Naturally, you have the typical arrangement of Apple CarPlay, Bluetooth wireless and traditionally wired connectivity for the radio, Blind Spot Information System, and lane departure warning.
The only interior downside: some of the plastics and materials don’t exude durability. And the white leather, although beautiful to look at, is likely to lose against wear and tear.
At launch, the 2017 Volvo S90 will be available in two forms to start: T5 front-wheel drive and T6 all-wheel drive. Both come with a 2.0-liter four-banger from the latest line of Drive-E mills. The T5 variant on the other hand is turbocharged only, producing 250 horsepower and 258 pound-feet of torque. The more powerful T6 mill is the same 2.0L Drive-F four-pot but with both turbocharging and supercharging to twist out 316 horsepower and 295 lb-ft. The S90 T5 sprints to sixty in just 6.5 seconds while the T6 needs 5.7, both very commendable times. Sitting at the transaxle is a Aisin-sourced eight-speed automatic for both.
Volvo promises to add more powertrain options, including a top-range T8 plug-in hybrid model to match the XC90. Separate rumors also suggest a high-performance Polestar version is supposedly in the works.
The Volvo S90 cruised around the affluent towns that make up the Hamptons in Long Island, NY. Despite elegant but sedated aesthetics, the S90 garndered many looks from bystanders.
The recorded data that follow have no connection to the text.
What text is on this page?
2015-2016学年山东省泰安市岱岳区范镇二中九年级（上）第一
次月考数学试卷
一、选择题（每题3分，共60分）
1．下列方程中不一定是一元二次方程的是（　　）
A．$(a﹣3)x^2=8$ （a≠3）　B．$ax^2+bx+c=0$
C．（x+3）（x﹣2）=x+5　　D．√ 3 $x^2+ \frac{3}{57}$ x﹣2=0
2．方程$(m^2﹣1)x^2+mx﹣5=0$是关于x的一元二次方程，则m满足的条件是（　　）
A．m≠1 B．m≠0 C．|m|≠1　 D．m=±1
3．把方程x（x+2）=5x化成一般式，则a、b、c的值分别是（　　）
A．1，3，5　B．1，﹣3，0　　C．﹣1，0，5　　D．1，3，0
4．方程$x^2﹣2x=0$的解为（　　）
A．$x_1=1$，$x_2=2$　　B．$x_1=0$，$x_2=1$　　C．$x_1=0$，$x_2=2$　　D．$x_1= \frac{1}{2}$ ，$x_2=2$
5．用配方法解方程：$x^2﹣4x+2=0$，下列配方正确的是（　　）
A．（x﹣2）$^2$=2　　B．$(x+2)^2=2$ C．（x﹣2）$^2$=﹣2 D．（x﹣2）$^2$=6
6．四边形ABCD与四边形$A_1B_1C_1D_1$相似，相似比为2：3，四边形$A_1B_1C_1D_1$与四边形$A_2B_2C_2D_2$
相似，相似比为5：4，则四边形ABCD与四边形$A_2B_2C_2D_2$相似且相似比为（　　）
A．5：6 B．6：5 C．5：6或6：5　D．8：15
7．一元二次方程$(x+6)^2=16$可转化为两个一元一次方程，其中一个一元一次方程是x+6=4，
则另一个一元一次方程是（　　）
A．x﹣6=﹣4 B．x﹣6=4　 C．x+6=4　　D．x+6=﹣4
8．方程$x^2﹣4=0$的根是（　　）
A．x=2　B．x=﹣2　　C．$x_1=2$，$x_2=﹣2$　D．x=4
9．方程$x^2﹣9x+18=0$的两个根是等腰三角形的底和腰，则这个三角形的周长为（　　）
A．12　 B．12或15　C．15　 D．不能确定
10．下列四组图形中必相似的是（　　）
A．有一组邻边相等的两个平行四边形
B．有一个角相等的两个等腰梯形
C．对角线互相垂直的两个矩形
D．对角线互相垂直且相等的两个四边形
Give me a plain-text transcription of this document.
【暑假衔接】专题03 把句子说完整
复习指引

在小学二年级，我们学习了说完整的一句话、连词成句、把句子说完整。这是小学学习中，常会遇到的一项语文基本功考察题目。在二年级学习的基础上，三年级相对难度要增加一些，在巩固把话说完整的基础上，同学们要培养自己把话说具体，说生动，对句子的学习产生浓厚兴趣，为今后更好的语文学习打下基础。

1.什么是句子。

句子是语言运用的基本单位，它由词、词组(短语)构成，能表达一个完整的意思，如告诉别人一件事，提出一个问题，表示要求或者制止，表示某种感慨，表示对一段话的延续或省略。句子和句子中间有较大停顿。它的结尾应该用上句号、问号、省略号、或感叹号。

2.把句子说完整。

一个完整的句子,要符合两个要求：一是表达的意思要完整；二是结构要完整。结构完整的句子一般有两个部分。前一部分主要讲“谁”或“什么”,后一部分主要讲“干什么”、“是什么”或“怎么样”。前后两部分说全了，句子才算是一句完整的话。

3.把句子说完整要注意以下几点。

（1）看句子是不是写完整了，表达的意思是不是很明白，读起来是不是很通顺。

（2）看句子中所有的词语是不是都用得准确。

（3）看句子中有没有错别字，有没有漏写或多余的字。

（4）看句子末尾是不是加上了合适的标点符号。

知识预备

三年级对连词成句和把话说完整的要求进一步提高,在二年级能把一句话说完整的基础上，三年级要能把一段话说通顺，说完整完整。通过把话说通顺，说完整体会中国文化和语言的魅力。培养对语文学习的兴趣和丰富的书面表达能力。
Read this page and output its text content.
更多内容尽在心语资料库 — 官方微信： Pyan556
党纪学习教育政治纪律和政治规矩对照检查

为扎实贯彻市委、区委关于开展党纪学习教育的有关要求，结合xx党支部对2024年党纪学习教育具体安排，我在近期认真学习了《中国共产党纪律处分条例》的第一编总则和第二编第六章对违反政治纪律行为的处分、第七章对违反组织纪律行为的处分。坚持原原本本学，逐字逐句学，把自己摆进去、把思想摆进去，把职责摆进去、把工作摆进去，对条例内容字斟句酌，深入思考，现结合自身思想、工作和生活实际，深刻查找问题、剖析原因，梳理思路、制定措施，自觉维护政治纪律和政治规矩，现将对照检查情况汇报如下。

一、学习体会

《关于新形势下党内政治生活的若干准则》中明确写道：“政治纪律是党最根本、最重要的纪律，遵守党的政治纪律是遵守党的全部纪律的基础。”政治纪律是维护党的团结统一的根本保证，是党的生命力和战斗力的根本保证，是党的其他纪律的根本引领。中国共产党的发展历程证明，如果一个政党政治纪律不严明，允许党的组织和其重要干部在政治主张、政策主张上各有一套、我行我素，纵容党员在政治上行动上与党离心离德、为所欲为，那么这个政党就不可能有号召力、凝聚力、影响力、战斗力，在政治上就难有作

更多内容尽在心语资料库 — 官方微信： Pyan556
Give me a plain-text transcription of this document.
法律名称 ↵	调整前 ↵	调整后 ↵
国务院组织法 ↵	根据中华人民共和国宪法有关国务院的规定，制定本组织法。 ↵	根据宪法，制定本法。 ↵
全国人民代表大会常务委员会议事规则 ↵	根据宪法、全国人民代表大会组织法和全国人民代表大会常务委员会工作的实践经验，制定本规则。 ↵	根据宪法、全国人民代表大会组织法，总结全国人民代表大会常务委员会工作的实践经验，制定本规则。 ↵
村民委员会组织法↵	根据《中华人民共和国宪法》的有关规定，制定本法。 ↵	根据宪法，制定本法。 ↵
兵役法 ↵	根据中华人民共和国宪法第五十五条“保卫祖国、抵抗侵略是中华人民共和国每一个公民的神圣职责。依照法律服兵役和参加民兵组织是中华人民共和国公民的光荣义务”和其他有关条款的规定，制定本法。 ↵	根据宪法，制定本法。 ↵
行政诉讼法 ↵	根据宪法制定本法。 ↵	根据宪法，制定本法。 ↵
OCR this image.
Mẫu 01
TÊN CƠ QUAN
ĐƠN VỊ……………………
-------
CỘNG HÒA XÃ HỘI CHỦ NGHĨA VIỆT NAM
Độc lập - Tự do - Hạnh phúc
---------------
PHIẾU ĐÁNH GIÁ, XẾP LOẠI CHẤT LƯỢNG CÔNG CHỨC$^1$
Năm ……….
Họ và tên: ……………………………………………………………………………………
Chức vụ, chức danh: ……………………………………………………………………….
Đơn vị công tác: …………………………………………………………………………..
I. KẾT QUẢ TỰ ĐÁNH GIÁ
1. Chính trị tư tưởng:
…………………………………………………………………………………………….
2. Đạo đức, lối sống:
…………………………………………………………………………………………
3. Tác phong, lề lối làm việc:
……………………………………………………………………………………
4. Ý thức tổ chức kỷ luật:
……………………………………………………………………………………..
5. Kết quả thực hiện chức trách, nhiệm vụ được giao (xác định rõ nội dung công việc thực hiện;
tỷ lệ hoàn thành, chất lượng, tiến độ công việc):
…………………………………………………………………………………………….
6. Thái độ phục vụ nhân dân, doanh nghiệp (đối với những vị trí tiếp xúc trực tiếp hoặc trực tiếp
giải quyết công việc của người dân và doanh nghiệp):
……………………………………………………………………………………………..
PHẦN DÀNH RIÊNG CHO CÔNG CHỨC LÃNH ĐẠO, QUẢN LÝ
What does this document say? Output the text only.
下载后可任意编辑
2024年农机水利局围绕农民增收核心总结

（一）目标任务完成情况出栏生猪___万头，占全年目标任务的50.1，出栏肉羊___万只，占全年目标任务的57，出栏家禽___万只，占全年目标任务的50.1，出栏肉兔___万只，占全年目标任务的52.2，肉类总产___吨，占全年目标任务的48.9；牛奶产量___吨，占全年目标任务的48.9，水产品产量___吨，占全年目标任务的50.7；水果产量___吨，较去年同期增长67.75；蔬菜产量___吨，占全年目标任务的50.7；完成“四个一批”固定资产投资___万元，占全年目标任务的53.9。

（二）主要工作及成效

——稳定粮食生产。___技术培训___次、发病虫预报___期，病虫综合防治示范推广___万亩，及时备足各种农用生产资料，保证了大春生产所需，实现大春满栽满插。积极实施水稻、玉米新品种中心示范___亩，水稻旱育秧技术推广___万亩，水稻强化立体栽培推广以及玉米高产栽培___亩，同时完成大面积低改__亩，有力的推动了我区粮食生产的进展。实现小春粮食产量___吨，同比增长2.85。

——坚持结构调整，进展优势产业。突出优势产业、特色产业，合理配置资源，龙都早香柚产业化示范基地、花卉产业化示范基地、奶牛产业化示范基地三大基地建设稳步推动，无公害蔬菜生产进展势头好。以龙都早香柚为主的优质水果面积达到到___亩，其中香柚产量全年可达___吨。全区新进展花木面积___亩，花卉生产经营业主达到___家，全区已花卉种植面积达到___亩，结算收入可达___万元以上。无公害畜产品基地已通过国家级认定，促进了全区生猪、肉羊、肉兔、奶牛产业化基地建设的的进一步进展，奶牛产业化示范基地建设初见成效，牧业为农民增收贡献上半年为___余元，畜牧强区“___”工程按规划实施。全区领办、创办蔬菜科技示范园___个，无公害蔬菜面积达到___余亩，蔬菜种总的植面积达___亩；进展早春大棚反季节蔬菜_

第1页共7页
It meshed into the wealthy and ritzy parts of town, looking as classy as any BMW, Audi, or Mercedes would. The S90’s on-road behavior is as comfortable as you would expect a European luxury sedan to be. But the absorbent ride did little to compromise level body control and composed handling, thanks in part by the optional rear adaptive air suspension as standard. Interesting side note, despite the clever rear load-leveling suspension, it still utilizes leaf springs, similarly to the current Chevrolet Corvette.
In other words, don’t think the S90 is a tire-roasting 5-Series or Audi A6 competitor because it’s far from it. Instead, think of the S90 as a quiet, competent, and comforting alternative to the status quo, offering a Swedish take on luxury sedans that we’ve come to expect from the Scandinavian country.
Considering a luxury sedan is often a fairly easy process. By default, it’s quite easy to look in the direction of the Germans, Japanese, or the Americans to acquire a luxury sedan. But with the 2017 Volvo S90, buyers once again gain another choice for a luxury sedan with unique flavor.
The 2017 Volvo S90 starts at $46,950 without the standard $995 destination fee. The top-spec T6 Inscription model at launch, as tested here, rings up the invoice to $56,250. This puts the S90 right at the frontline with major midsize luxury staples. The list includes the Lexus GS, Jaguar XF, Audi A6, Cadillac CTS, and even the BMW 5-Series and Mercedes E-Class.
With a battlefield like that, the Volvo S90 still faces rigid competition.